Consider the following code:
@interface ClassA : NSObject
@property (nonatomic, copy) void(^blockCopy)();
@end
@implementation ClassA
@synthesize blockCopy;
- (void)giveBlock:(void(^)())inBlock {
blockCopy = inBlock;
}
@end
Then use it in a class which has a strong
property of type ClassA
called someA
:
self.someA = [[ClassA alloc] init];
[self.someA giveBlock:^{
NSLog(@"self = %@", self);
}];
dispatch_async(dispatch_get_main_queue(), ^{
self.someA.blockCopy();
self.someA = nil;
});
If I run that built O3
with ARC enabled, on iOS, it crashes during the self.someA.blockCopy();
call inside objc_retain
. Why?
Now I realise that people are probably going to say I should be setting it with self.blockCopy = inBlock
but I did kind of think that ARC should be doing the right thing here. If I look at the assembly (ARMv7) produced from the giveBlock:
method it looks like this:
.align 2
.code 16
.thumb_func "-[ClassA giveBlock:]"
"-[ClassA giveBlock:]":
push {r7, lr}
movw r1, :lower16:(_OBJC_IVAR_$_ClassA.blockCopy-(LPC0_0+4))
mov r7, sp
movt r1, :upper16:(_OBJC_IVAR_$_ClassA.blockCopy-(LPC0_0+4))
LPC0_0:
add r1, pc
ldr r1, [r1]
add r0, r1
mov r1, r2
blx _objc_storeStrong
pop {r7, pc}
That is calling objc_storeStrong
which in turn does a retain
on the block and a release
on the old block. My guess is that ARC is not properly noticing it's a block property as I think it should be calling objc_retainBlock
instead of the normal objc_retain
.
Or, am I just totally wrong and actually ARC is doing what it documents and I've just read it the wrong way?

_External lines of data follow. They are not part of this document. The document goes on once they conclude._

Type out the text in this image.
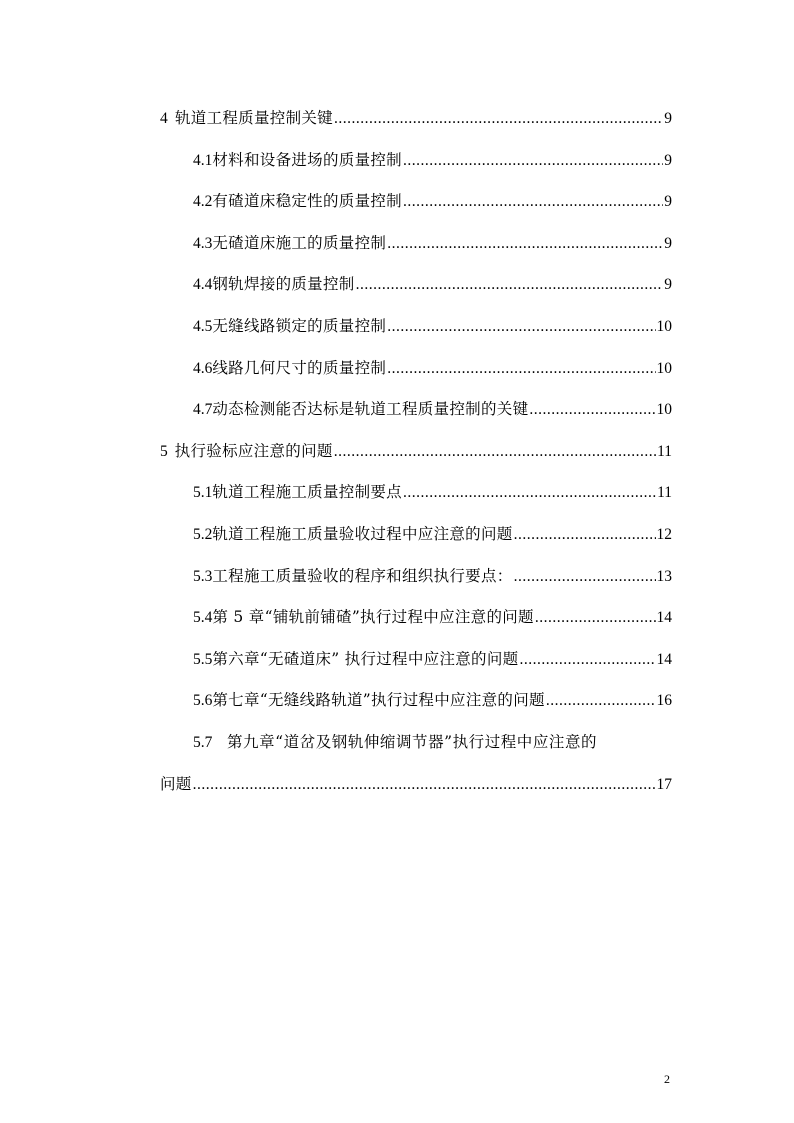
4 轨道工程质量控制关键 .....	9
4.1 材料和设备进场的质量控制 .....	9
4.2 有碴道床稳定性的质量控制 .....	9
4.3 无碴道床施工的质量控制 .....	9
4.4 钢轨焊接的质量控制 .....	9
4.5 无缝线路锁定的质量控制 .....	10
4.6 线路几何尺寸的质量控制 .....	10
4.7 动态检测能否达标是轨道工程质量控制的关键 .....	10
5 执行验标应注意的问题 .....	11
5.1 轨道工程施工质量控制要点 .....	11
5.2 轨道工程施工质量验收过程中应注意的问题 .....	12
5.3 工程施工质量验收的程序和组织执行要点： .....	13
5.4 第 5 章“铺轨前铺碴”执行过程中应注意的问题 .....	14
5.5 第六章“无碴道床” 执行过程中应注意的问题 .....	14
5.6 第七章“无缝线路轨道”执行过程中应注意的问题 .....	16
5.7 第九章“道岔及钢轨伸缩调节器”执行过程中应注意的
问题 .....	17
2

Discussion very much welcome on this - I find this to be rather intriguing.
Points to note:
- It doesn't crash on OS X.
- It doesn't crash built
O0
.
You need to copy the block either on assignment or when passed into this function. While ARC solves the auto-move-to-heap-on-return problem, it does not do so for arguments (can't do to idiosyncrasies of C).
That it doesn't crash in certain environments is merely coincidental; it won't crash as long as the stack version of the block hasn't been overwritten. A sure sign of this is when you have a crash that goes away with optimization turned off. With optimization off, the compiler won't reuse stack memory within any given scope, causing the memory to be "valid" for long after it should be.
I'm pretty sure that the issue is the potential cost of the assignment. If the block captures a lot of state, including, potentially, other blocks, then the Block_copy() might be really really really expensive.
I.e. if you had something like:
... and that implied a Block_copy() merely because of the assignment, it would make it impossible to use blocks consistently without risk of pathological performance issues. Because there is no way for the compiler to know whether
SomeRandomFunc()
is synchronous or asynchronous, there is no way to manage this automatically (at this time -- I'm sure getting rid of this potential tripwire is desirable).